The structure of the unmanned platform in Danish STAR system consists of a central column joined by a pulled out tripod of downward pipes forming the angle of 18 degrees to vertical line. The sloping pipes in the tripod form also the stiffening of the central column and a guide for piles angularly driven into the sea bed. In the central column there are passages with guiding sockets for production risers. Deck modules are situated in the upper part of the central column.

The foundation of the unmanned platform according to the Danish system is based on the principle that the basic construction, i. e the central column with the tripod, is barged to the cantilever jack-up. A protractile mounting crane lifts the basic platform structure over the barge which is then pulled away. The lifted unmanned platform structure is lowered onto the sea bed and then piles are driven into the pipe columns at an obtuse angle and deck modules are placed on the upper part of the central column.

The essence of the present invention in the field of construction is an unmanned platform, which has a bottom plate with the main carrying pillars braced together by clippers through segment wedge inserts.

Above the sea level there is a deck module consisting of a mooring platform, stay-ropes maintenance deck, nose deck and upper deck with crane. In the lower part the carrying pillars, dependently of conditions, form a combination with the stiffening pillars by filling the space between them with cement inject and stay-ropes moored by mooring plates. Bracing clippers of the main carrying pillars have passages for the pillars and the production risers. At the end of the passages there are sockets mating with upper and lower segment wedge inserts.

The essence of the present invention in the field of unmanned platform foundation, is based on the principe that the bottom plate is placed on the sea bed, clippers are underslung in the platform operating space and the main carrying pillars connected by connectors are introduced, guided to the bottom plate and lowered down to the sea bed. Clippers with wedge segments are spaced and wedged on the main carrying pillars, which is followed by the placement of the deck module elements. After wedging clippers by wedge segments on the main carrying pillars, stiffening pillars are inserted, the pillars are placed on the sea bed and spaces between them are filled by cement inject. Additionally stay-ropes are established, tightened with hydraulic cylinders and locked by chain stoppers on the stay-ropes maintenance deck.

According to the present invention the unmanned platform for the recovery of minerals from the sea bed, especially oil and natural gas, allows surface heading of four exploratory holes and one hole for water compression.
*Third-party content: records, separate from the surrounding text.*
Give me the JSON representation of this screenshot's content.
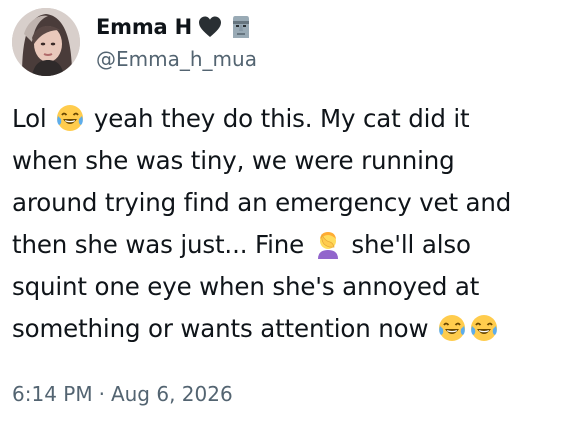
{
  "author": {
    "display_name": "Emma H",
    "handle": "@Emma_h_mua",
    "badges": [
      "black-heart-icon",
      "moai-icon"
    ]
  },
  "tweet": {
    "lines": [
      {
        "before": "Lol",
        "emoji": "joy-emoji",
        "after": "yeah they do this. My cat did it"
      },
      {
        "text": "when she was tiny, we were running"
      },
      {
        "text": "around trying find an emergency vet and"
      },
      {
        "before": "then she was just... Fine",
        "emoji": "facepalm-emoji",
        "after": "she'll also"
      },
      {
        "text": "squint one eye when she's annoyed at"
      },
      {
        "text": "something or wants attention now",
        "trailing_emojis": [
          "joy-emoji",
          "joy-emoji"
        ]
      }
    ]
  },
  "meta": {
    "time": "6:14 PM",
    "separator": "·",
    "date": "Aug 6, 2026"
  },
  "colors": {
    "text": "#0f1419",
    "secondary": "#536471",
    "background": "#ffffff"
  }
}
Distribution of a couple of unmanned platforms in the radius of 4000 m from the production centre on the main platform is enough for the effective deposit exploitation. The construction affords possibilities for the deposit drilling in automatic mode without working personnel participation during platform exploitation. Scheduled maintenance and repairs, made by a maintenance team transported by sea, are completed during the period of up to 12 hours. Control is provided by high frequency radiolink from the main platform. Environment protection against pollution by crude oil spill is provided by leakproof head deck construction with sump tank. The platform has inflatable life rafts, evacuation equipment, life buoys, thermal suits. Cranes, designed in the form of gantry, assure vertical transportation and possibility to measure bottom-hole pressures and easy work like stamping, templeting. The platform and its foundation on the sea bed are adapted for the Baltic Sea conditions and after the exploitation has been completed it can be disassembled by ordinary equipment. without the necessity to use specialised equipment and induced expenses.
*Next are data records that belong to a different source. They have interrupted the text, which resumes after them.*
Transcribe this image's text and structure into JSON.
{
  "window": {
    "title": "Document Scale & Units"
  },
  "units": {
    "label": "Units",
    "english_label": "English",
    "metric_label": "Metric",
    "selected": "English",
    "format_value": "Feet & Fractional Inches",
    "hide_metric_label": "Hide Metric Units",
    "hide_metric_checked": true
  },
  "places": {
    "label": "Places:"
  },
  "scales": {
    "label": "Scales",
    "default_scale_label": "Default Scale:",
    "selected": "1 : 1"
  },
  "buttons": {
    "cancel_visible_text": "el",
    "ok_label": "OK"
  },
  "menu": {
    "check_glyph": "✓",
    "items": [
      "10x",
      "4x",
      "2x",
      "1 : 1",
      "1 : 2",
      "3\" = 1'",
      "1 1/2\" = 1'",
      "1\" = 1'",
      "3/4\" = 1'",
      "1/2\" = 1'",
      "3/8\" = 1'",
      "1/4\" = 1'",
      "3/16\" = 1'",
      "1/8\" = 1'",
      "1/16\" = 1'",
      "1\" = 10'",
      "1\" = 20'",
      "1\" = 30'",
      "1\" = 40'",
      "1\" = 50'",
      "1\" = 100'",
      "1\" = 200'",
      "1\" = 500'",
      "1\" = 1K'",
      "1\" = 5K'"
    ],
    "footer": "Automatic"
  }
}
The object of the present invention is presented on the drawing, where fig. 1 presents schematic overview of the unmanned platform, founded and anchored in the sea bed, fig. 2 presents end view of the clipper, fig. 3 top view of the clipper, fig. 4 longitudinal section of the lower part of the main pillar with stiffening pillars, fig. 5 cross-section of the main pillar, fig. 6 cross-section of the main pillar with stiffening pillar, fig. 7 cross-section of the main pillar with the stiffening pillars, fig. 8 cross-section of the stiffening pillars.
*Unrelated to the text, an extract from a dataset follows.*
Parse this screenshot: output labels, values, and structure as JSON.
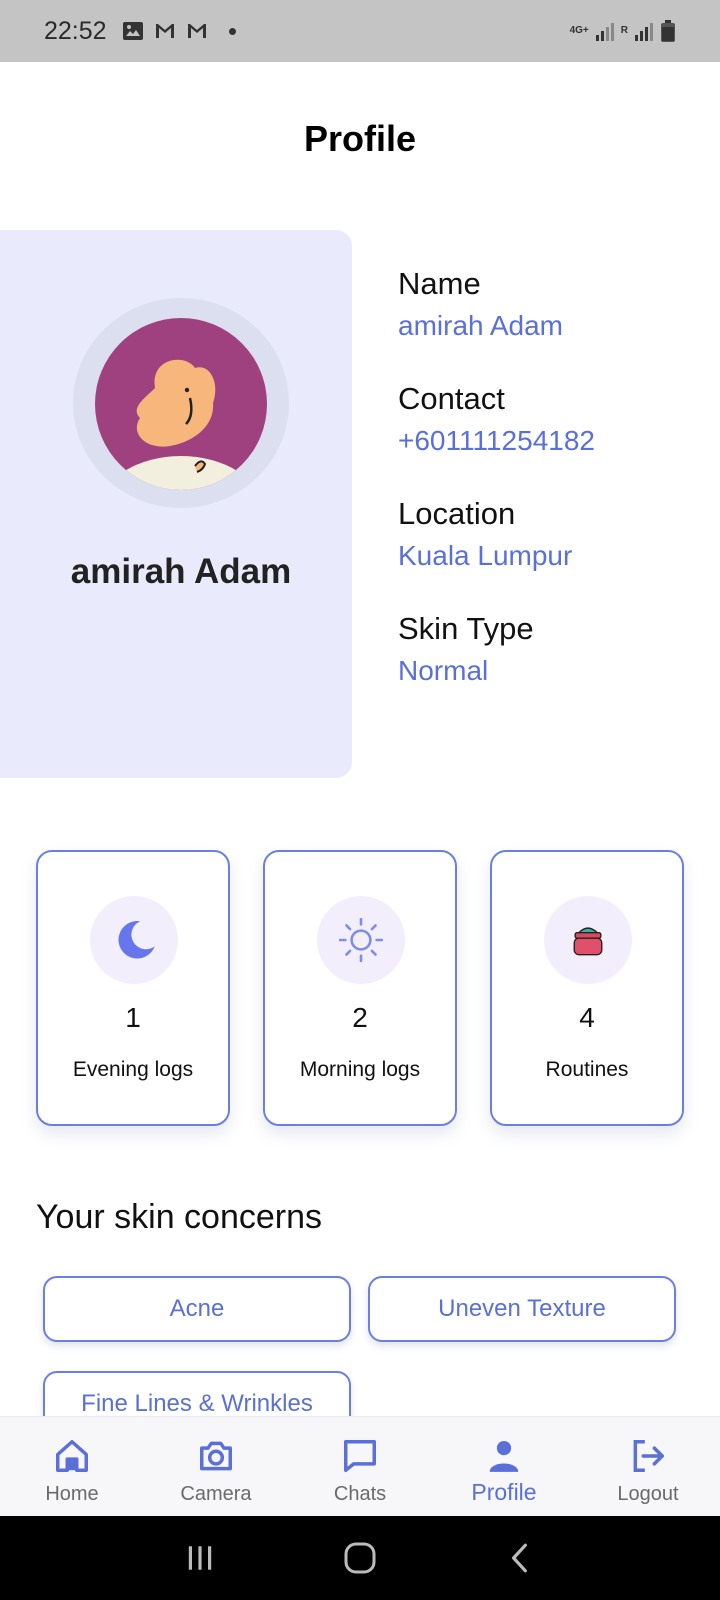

Object of the present invention in the field of construction in the effect example consist of the bottom plate 8, with four main support pillars 15 joined by clippers 6 through lower 13 and upper 14 wedging inserts. It has the deck module 23 over the sea level, which consist of mooring stage 5, stay-ropes deck 4, heading deck 3 and upper deck 2 with crane 1 in form of gantry. Main support pillars 15 in the lower part form a complex with stiffening pillars 11 and 12 by filling the space between them by cement inject 16. The unmanned platform has stay-ropes 7 anchored by anchoring plates 9, fixed to the sea bed by pillars 10. Distributed on the main support columns 15, clippers 6, have connected through construction elements 19, main support pillars 15 passages 18 and production risers 20 passages 17, which are ended by seats 21 and 22 co-operating with upper 14 and lower 13 segmented wedging inserts.

Object of the present invention in the field of foundation of the unmanned platform, in the effect example is based on the bottom plate 8 lying on the sea bed. Clippers 6 are underslinged in the operating field of the drilling platform and into its passages 18 main support pillars 15 are introduced and joined by connectors which are next guided onto holes in the submerged bottom plate 8 and lowered onto the sea bed. On the length between sea bed and sea level of main support pillars 15, clippers 6 are placed and wedged by lower 13 and upper 14 wedge segment. After wedging stiffening pillars 11 and then the stiffening pillar 12 are introduced into the main support pillars 15 and lowered down onto the sea bed and the space between them is filled by cement inject 16. On the main support pillars 15, in overwater part, parts of deck module are placed. Next stay ropes 7 are established and then tightened by hydraulic cylinders and fixed by chain stoppers on the stay ropes deck 4.